Es geht hier um die Modernisierung unseres Urheberrechts; es geht auch um die Vereinheitlichung unseres Urheberrechts. Die technische Entwicklung hat Fortschritte gebracht, die Anfang des 20. Jahrhunderts nicht vorhergesehen werden konnten. Unsere Gesetze sind in diesem Punkt nicht auf dem laufenden, und die Gerichte waren gezwungen, ohne die sichere Grundlage eines klaren und modernen Gesetzestextes brauchbare Regelungen zu schaffen. Wir alle sind vielleicht mit der einen oder anderen Entscheidung höchster Gerichte nicht völlig einverstanden. Aber unseren Gerichten, insbesondere dem Bundesgerichtshof, gebührt wohl Dank dafür, daß sie hier Aufgaben bewältigt haben, die in ihrer Schwierigkeit kaum mehr von anderen richterlichen Aufgaben zu übertreffen sind.
Ich möchte nur auf wenige Punkte des Entwurfs kurz eingehen, manchmal nicht einmal auf die wichtigsten, weil von meinen Vorrednern dazu schon alles gesagt worden ist.
Ein gewisser Nebenpunkt ist die Frage des Vergütungsanspruchs für das Vermieten von Vervielfältigungsstücken. Es ist schon darauf hingewiesen worden, daß sie gründlich geprüft werden muß, und zwar aus allen möglichen Gesichtspunkten. Man wird auch einige kulturpolitische Erwägungen anstellen müssen; denn die Leihbüchereien enthalten nicht nur sehr wertvolle Werke, sondern zu einem beachtlichen Teil auch Bücher, die in kürzester Zeit unter minimalem Aufwand an geistiger Leistung zusammengeschrieben werden.

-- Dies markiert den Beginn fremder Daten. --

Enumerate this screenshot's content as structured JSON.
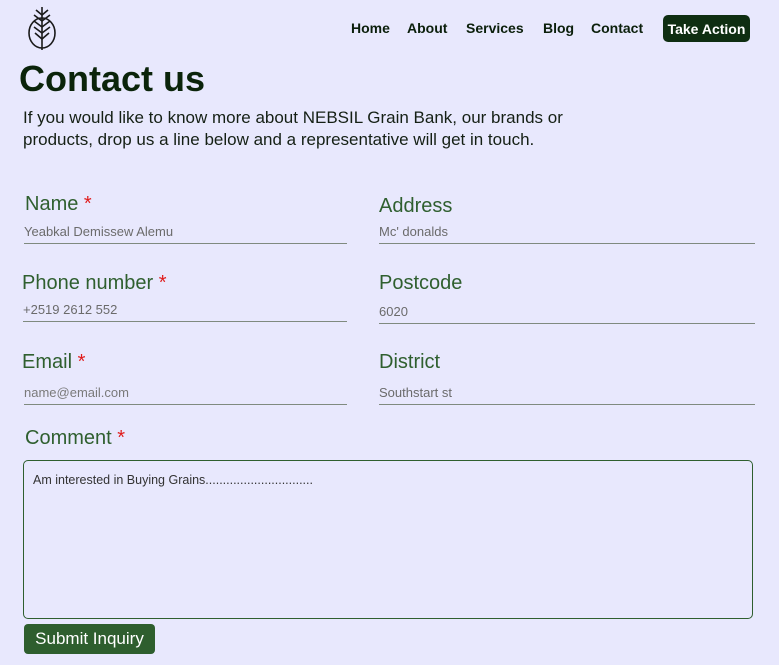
{
  "nav": {
    "items": [
      "Home",
      "About",
      "Services",
      "Blog",
      "Contact"
    ],
    "cta_label": "Take Action"
  },
  "page": {
    "title": "Contact us",
    "intro": "If you would like to know more about NEBSIL Grain Bank, our brands or products, drop us a line below and a representative will get in touch."
  },
  "form": {
    "required_marker": "*",
    "name": {
      "label": "Name",
      "value": "Yeabkal Demissew Alemu"
    },
    "address": {
      "label": "Address",
      "value": "Mc' donalds"
    },
    "phone": {
      "label": "Phone number",
      "value": "+2519 2612 552"
    },
    "postcode": {
      "label": "Postcode",
      "value": "6020"
    },
    "email": {
      "label": "Email",
      "placeholder": "name@email.com"
    },
    "district": {
      "label": "District",
      "value": "Southstart st"
    },
    "comment": {
      "label": "Comment",
      "value": "Am interested in Buying Grains..............................."
    },
    "submit_label": "Submit Inquiry"
  },
  "colors": {
    "background": "#e8e8fd",
    "brand_dark": "#0f2e12",
    "label_green": "#2f5f2f",
    "required_red": "#e01b1b"
  },
  "icons": {
    "logo": "wheat-logo-icon"
  }
}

Die Regelung dieser Frage wird eine der zahlreichen Aufgaben sein, die den Ausschüssen des Bundestages hei der Beratung bevorstehen.
Wir werden - auch darauf muß ich hinweisen bei der Frage der öffentlichen Musikaufführungen prüfen müssen, wieweit wir den Begriff der Öffentlichkeit ziehen wollen. Sie kennen die Entscheidungen über Tanzkränzchen usw. Auch dieses Problem ist, wie die Rechtsprechung zeigt, keineswegs einfach.

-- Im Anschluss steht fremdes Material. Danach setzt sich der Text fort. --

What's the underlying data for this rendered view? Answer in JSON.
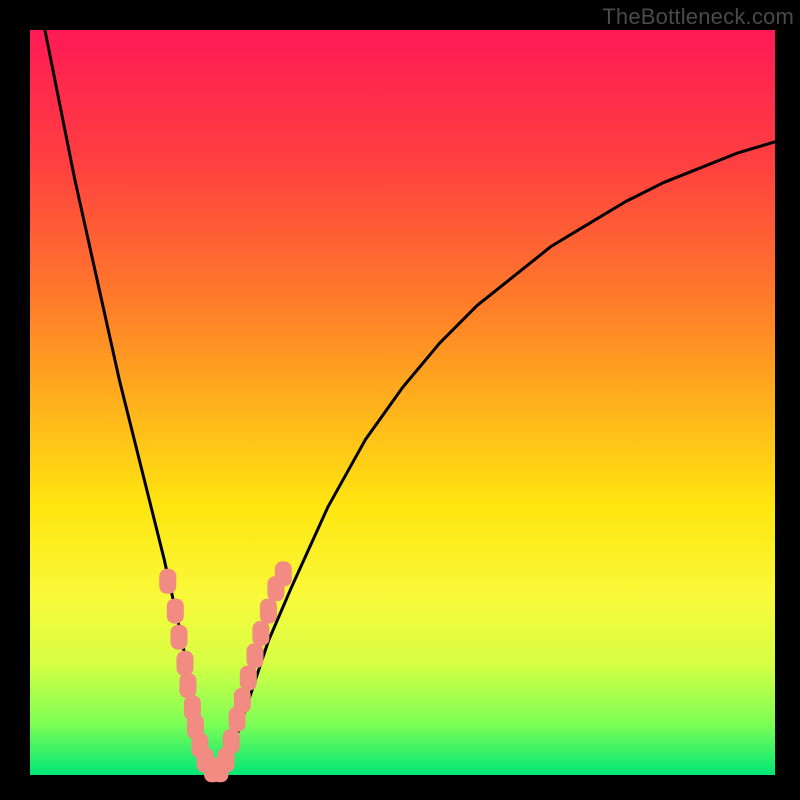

Eines der schwierigsten Probleme, die wir zu lösen haben werden, ist zweifellos die Urhebernachfolgevergütung. Der Gedanke - ich zitiere den Altbundespräsidenten Theodor Heuss -, „die frei gewordenen Dichter oder Schriftsteller in gewissem Umfang zu Mitwirkenden bei der Sicherung der Lebensarbeit und der Lebenswürde ihrer Nachfolger zu machen", wird nicht nur in Deutschland diskutiert; er ist aber in anderen Ländern zum Teil noch sehr umstritten. Eines scheint mir klar zu sein - da bin ich mit den Kollegen Deringer und Dr. Reischl völlig einig -: die vom Bundesrat aufgeworfene Kompetenzfrage ist von ihm in einer Weise behandelt worden, daß wir hier nur unsere aus guten Gründen entgegenstehende Meinung gemeinsam bekunden können.
Wir werden uns sehr eingehend darüber unterhalten müssen, ob wir eine Urhebernachfolgevergütung beschließen wollen oder - das muß im Zusammenhang gesehen werden - ob wir uns mit dem Gedanken einer Verlängerung der Schutzdauer befreunden können. Kommen wir zu einer Urhebernachfolgevergütung, erhebt sich natürlich die Frage, was mit den Mitteln geschehen und wer gefördert werden soll.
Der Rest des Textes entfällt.